Distributed Proofreaders has a very large InnoDB-backed table that was created many years ago on a MySQL version that only supported the system tablespace (ibdata1). We’ve since upgraded to 5.7 which supports file-per-table tablespaces and we have innodb_file_per_table=ON.
With file-per-table tablespaces enabled, some table operations will move tables from the system tablespace to their own per-file tablespace and given the size of the table in question it was important to understand which ones would cause this to happen.
My research lead me to the Online DDL Operations doc which was the key.

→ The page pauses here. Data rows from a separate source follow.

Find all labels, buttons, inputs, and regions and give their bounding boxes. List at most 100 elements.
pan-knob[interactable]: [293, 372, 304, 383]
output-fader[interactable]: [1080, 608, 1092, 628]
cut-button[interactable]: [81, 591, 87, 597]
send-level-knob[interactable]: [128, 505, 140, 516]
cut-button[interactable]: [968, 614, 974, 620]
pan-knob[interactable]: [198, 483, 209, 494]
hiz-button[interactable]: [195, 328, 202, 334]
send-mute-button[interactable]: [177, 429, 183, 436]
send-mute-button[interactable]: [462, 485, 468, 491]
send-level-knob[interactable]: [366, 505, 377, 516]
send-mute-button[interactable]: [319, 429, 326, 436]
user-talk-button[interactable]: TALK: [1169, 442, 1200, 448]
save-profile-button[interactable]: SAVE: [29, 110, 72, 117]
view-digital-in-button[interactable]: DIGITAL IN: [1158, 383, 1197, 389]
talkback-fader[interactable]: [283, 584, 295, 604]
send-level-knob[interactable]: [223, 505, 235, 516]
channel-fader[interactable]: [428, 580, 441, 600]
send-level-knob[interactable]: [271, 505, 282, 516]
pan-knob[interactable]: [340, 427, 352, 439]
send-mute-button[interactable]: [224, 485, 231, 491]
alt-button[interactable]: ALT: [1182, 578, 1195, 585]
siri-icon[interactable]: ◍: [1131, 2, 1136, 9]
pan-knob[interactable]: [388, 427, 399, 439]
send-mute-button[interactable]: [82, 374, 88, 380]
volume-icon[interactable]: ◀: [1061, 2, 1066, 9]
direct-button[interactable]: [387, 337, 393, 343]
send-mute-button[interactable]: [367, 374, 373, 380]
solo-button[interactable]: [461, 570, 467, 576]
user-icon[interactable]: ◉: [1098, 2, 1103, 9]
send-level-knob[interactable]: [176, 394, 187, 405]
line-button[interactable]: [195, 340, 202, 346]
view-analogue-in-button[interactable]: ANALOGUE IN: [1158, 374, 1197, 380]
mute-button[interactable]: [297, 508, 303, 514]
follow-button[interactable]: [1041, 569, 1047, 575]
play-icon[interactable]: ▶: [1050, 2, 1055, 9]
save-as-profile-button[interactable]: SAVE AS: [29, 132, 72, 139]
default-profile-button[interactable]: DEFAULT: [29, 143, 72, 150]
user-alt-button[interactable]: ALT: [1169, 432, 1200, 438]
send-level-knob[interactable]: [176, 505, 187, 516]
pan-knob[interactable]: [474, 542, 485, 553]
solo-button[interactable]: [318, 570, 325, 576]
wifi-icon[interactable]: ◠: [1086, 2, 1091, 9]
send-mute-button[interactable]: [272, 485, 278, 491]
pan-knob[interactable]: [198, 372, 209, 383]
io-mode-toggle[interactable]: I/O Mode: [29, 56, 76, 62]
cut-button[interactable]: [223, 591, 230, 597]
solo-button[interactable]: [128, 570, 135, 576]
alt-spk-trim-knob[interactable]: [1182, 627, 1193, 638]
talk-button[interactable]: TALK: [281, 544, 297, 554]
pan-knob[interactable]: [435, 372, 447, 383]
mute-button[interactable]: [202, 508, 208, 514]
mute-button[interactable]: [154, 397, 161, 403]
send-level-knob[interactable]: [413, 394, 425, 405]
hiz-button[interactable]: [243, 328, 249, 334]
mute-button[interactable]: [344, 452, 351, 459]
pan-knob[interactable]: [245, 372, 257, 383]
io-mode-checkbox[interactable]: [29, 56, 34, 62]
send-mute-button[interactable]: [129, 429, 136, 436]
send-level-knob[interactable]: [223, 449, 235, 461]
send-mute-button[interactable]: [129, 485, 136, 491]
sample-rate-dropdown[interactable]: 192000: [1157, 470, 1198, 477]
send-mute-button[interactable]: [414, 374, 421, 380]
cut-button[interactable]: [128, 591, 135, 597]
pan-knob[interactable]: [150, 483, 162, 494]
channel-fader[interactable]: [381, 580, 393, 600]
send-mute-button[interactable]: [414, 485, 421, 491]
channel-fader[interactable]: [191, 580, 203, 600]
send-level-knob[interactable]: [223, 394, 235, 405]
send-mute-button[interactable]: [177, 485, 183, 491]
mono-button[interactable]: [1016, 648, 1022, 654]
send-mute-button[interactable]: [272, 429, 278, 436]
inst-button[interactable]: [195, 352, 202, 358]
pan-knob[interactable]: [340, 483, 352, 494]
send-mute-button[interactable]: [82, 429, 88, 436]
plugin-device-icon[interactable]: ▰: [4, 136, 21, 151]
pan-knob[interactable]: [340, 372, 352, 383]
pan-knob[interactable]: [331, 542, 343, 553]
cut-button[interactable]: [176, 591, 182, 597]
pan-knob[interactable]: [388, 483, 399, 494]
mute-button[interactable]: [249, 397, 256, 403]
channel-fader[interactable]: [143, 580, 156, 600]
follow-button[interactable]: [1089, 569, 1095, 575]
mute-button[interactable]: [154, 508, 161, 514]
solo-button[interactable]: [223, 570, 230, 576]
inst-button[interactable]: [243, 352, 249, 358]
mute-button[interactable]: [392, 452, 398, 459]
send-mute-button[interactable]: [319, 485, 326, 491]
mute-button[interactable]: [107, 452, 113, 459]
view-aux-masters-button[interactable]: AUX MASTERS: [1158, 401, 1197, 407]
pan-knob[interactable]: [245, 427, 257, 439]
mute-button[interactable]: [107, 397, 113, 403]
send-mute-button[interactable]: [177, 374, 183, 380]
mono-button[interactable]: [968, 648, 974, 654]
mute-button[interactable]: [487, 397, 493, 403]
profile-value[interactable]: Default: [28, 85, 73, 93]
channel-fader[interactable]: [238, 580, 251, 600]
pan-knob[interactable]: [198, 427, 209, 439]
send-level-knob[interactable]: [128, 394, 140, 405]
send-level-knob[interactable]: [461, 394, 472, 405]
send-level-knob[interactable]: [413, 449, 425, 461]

Any operation that says it Rebuilds Table will move an InnoDB table out of the system tablespace, regardless if In Place says “Yes”.
For example, the following will keep the table where it is:
- Creating, dropping, or renaming non-primary-key indexes
- Renaming a column
- Setting a column default value
- Dropping a column default value
And these will rebuild the table and move it to its own tablespace:
- Adding or dropping primary keys
- Adding or dropping a column
- Reordering columns
- Changing column types
- Converting a character set
The above are not an exhaustive list, see the Online DDL Operations documentation for your version of MySQL for the definitive list.
It’s important to know that OPTIMIZE TABLE will also move an InnoDB table out of the system tablespace.
If there’s an operation you want to perform that will rebuild the table but you want to keep the table in the system tablespace, you can temporarily set innodb_file_per_table=OFF (it’s a dynamic variable), do the operation, and then turn it back ON.
And for the curious, if you have a table already in its per-file tablespace and set innodb_file_per_table=OFF, making changes that will rebuild the table won’t move it to the system tablespace. It looks like you have to drop and recreate the table to do that.